We refer to these models as infinite mixtures of Markov chains.
The resulting compound process is more expressive than a Markov chain and can capture a wider range of patterns.
Furthermore, by choosing the mixing distribution appropriately, the likelihood of a trajectory has a simple closed-form expression, and inference becomes significantly easier than for finite mixtures.
We are also able to derive computationally-efficient algorithms for the predictive state distribution (Section \ref{sec:predict}).
%The likelihood of a trajectory has a simple closed-form expression, and the parameters of the mixing distribution can be effectively learned by maximum-likelihood estimation.
Our method can be understood as a generalization of two well-known parametric models used in survival analysis, the beta-logistic and Lomax distributions \citep{heckman1977betalogistic, lomax1954business}, to arbitrary transitions over multiple states.

We evaluate our models empirically on four datasets covering physiological signals, clinical treatment outcomes and customer relationships (Section~\ref{sec:eval}).
When, in addition to the sequences themselves, feature vectors are available, our models can be seamlessly combined with regression models.
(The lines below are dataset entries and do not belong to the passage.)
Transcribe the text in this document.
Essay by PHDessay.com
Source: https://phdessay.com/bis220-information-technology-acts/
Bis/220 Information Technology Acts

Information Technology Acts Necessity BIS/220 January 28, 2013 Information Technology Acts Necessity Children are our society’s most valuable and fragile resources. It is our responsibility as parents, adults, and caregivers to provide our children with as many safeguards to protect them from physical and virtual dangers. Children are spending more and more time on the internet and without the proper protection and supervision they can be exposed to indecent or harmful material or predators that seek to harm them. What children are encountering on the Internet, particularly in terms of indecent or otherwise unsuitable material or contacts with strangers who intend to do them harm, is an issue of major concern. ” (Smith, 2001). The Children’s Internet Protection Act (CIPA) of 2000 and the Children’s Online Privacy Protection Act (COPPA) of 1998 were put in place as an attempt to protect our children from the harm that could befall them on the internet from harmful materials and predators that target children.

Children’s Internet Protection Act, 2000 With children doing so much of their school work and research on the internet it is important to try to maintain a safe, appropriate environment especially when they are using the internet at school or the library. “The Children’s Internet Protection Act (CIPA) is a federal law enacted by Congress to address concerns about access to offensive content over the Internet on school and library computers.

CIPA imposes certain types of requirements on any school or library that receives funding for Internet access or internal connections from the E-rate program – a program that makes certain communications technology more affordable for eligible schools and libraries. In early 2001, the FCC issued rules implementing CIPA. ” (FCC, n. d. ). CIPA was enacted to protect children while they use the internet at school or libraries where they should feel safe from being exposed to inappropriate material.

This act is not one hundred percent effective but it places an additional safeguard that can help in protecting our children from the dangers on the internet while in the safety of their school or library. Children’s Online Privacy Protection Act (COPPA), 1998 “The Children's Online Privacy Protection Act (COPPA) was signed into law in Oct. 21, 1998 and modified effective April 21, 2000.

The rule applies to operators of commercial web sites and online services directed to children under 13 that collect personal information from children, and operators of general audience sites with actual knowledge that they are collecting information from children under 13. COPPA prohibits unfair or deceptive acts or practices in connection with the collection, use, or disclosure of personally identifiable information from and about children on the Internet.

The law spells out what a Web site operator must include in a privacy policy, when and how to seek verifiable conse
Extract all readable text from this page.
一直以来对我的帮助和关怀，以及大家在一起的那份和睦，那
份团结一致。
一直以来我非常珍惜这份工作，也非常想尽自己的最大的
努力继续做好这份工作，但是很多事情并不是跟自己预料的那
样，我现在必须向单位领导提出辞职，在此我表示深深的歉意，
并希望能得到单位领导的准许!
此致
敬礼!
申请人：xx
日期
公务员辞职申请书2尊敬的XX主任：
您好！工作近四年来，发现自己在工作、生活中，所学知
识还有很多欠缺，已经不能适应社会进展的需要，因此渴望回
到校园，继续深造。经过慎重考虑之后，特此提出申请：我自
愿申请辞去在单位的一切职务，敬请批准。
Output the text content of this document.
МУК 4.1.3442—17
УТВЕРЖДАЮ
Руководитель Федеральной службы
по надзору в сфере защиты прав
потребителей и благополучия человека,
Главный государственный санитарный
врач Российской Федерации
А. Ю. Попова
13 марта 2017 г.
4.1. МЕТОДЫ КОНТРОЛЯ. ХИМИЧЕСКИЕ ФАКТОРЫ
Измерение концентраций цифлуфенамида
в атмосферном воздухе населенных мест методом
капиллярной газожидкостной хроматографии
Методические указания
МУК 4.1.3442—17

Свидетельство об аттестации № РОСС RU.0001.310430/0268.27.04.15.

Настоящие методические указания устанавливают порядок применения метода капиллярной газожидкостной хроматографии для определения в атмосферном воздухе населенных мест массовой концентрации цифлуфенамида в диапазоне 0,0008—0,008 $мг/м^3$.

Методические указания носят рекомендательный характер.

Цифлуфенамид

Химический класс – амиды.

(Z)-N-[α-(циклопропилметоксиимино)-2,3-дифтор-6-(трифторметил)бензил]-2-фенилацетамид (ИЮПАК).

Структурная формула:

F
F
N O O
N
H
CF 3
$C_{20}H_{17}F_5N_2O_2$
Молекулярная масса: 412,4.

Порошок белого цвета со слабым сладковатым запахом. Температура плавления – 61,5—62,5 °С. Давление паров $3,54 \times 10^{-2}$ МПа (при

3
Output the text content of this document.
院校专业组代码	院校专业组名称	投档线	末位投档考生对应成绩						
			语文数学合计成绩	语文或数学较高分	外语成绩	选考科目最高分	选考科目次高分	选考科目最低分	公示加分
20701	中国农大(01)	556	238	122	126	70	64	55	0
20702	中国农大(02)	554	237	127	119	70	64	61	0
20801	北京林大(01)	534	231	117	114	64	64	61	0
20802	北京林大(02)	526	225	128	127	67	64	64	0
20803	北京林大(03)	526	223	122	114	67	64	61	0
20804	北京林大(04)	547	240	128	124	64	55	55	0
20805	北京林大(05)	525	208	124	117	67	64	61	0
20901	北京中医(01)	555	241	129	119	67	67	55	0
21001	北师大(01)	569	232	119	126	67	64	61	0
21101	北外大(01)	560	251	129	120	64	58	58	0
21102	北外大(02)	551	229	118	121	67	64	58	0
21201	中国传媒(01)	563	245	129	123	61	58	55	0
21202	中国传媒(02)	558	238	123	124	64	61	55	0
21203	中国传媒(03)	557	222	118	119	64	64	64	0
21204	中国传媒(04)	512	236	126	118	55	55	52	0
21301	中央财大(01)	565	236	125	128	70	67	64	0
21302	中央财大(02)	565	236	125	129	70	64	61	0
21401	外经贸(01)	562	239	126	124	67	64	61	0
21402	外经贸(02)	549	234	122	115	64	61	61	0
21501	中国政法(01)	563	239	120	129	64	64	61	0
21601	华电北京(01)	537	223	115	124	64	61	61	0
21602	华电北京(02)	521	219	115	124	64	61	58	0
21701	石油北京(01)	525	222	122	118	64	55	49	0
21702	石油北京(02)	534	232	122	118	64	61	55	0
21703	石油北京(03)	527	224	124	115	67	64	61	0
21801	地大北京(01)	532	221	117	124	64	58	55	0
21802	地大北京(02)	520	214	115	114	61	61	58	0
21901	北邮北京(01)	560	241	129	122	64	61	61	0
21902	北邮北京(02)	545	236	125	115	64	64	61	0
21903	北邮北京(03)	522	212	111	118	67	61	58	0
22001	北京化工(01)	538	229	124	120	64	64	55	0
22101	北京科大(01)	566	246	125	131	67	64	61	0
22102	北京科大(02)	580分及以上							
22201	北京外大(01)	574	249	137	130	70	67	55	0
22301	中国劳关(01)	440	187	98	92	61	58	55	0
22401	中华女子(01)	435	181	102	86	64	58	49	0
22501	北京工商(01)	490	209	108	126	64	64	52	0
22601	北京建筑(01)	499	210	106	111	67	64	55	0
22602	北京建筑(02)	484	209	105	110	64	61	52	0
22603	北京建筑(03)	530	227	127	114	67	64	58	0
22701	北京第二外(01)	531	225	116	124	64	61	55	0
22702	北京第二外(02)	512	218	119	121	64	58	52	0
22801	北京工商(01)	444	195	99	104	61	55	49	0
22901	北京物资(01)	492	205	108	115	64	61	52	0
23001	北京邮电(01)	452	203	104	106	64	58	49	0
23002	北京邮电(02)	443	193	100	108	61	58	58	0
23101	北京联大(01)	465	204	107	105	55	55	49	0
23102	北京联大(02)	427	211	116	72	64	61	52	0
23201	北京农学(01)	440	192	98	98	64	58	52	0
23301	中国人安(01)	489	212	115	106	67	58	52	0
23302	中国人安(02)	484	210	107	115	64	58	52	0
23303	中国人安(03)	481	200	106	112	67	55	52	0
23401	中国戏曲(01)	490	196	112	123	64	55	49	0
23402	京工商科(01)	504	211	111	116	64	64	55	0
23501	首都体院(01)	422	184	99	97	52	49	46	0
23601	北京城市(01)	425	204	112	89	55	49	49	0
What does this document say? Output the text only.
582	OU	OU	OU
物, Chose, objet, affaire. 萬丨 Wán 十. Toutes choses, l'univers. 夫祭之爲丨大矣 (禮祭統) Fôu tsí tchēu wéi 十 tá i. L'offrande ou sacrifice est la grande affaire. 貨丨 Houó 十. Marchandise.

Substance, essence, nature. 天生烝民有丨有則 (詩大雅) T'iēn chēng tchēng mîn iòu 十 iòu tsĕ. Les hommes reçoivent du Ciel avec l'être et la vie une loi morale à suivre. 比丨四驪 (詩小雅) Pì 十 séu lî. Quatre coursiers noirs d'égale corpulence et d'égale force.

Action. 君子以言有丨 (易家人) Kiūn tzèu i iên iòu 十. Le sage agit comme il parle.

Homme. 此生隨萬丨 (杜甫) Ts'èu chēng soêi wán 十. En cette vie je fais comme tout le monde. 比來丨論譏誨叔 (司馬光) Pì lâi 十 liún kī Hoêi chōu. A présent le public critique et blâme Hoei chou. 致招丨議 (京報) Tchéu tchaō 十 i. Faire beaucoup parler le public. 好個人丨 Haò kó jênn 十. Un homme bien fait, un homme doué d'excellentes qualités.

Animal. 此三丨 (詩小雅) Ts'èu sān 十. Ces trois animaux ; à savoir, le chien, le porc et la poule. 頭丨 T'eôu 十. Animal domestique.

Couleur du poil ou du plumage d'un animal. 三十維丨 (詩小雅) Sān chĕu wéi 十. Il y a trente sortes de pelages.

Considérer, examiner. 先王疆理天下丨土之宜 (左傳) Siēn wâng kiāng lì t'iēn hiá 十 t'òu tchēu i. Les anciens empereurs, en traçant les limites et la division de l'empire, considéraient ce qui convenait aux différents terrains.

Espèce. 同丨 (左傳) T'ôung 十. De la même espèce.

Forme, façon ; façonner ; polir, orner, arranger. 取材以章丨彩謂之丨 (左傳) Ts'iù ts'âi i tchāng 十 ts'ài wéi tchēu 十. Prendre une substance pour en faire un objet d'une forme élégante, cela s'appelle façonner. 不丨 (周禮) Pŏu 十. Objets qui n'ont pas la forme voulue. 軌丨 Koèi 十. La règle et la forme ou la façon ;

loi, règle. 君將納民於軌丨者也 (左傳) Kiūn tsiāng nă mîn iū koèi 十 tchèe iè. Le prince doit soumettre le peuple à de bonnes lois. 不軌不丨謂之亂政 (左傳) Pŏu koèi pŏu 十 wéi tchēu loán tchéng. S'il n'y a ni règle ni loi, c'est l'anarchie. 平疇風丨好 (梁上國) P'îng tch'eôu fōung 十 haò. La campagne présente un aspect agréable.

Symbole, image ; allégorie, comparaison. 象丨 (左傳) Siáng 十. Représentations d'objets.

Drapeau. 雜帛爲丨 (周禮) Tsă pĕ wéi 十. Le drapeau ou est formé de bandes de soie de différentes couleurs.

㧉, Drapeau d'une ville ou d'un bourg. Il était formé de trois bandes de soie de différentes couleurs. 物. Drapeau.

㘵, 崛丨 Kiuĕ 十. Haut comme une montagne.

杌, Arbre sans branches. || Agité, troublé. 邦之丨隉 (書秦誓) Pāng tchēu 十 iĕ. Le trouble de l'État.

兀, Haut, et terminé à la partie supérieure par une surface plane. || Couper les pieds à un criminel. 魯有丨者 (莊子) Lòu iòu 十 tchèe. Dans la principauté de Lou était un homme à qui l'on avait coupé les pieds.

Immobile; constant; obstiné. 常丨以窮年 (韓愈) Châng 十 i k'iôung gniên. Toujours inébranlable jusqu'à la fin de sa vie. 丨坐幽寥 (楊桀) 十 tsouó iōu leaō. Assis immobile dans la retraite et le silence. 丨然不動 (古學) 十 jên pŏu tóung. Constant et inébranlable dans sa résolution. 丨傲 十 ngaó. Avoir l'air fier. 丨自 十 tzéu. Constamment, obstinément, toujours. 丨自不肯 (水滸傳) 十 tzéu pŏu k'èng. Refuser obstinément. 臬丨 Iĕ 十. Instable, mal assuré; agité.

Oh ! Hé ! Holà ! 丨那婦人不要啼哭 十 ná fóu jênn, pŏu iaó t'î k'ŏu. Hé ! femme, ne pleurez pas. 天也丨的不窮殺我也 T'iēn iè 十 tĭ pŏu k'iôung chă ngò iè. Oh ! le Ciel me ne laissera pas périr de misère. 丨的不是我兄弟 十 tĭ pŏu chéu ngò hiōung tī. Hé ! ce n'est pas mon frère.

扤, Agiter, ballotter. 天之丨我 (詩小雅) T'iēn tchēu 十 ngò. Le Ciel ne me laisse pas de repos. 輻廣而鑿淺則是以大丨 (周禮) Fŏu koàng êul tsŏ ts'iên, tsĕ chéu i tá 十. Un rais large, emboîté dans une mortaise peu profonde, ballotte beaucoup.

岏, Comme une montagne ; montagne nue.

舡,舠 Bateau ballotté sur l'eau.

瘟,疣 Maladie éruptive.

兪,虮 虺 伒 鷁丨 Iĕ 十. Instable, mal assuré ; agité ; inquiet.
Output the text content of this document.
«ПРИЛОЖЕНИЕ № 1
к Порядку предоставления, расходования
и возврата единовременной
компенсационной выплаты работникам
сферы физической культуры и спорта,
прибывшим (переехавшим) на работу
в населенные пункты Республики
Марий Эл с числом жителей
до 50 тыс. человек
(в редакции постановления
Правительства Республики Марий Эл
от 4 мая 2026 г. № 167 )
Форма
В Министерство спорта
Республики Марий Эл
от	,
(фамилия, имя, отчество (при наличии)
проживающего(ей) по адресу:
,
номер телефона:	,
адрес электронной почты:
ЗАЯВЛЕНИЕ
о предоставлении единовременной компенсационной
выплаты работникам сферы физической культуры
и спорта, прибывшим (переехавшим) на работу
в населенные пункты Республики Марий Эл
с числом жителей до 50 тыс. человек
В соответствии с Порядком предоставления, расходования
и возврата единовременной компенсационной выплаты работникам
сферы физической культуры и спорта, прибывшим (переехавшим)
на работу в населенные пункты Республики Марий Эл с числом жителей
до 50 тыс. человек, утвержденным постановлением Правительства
We find that, in each of these datasets, the Markov assumption is too restrictive, and information about a sequence's past helps predicting its future.
Our models' predictions outperforms finite mixtures and RNNs, suggesting that the inductive biases of our models are well-suited to these domains.
%Furthermore, our method's running time compares favorably to alternatives.
All in all, we believe that our method will be a valuable addition to the practitioner's toolbox.

\paragraph{A Note on Terminology.}
We call our models \emph{infinite} mixtures of Markov chains to emphasize the fact that the (parametric) mixture distribution has infinite support.
Our models are distinctly different from nonparametric models such as the infinite Gaussian mixture model \citep{rasmussen1999infinite}, the infinite HMM \citep{beal2001infinite}, and the model of~\citet{reubold2017infinite}, which use a Dirichlet process to implicitly capture a variable number of mixture components or latent states.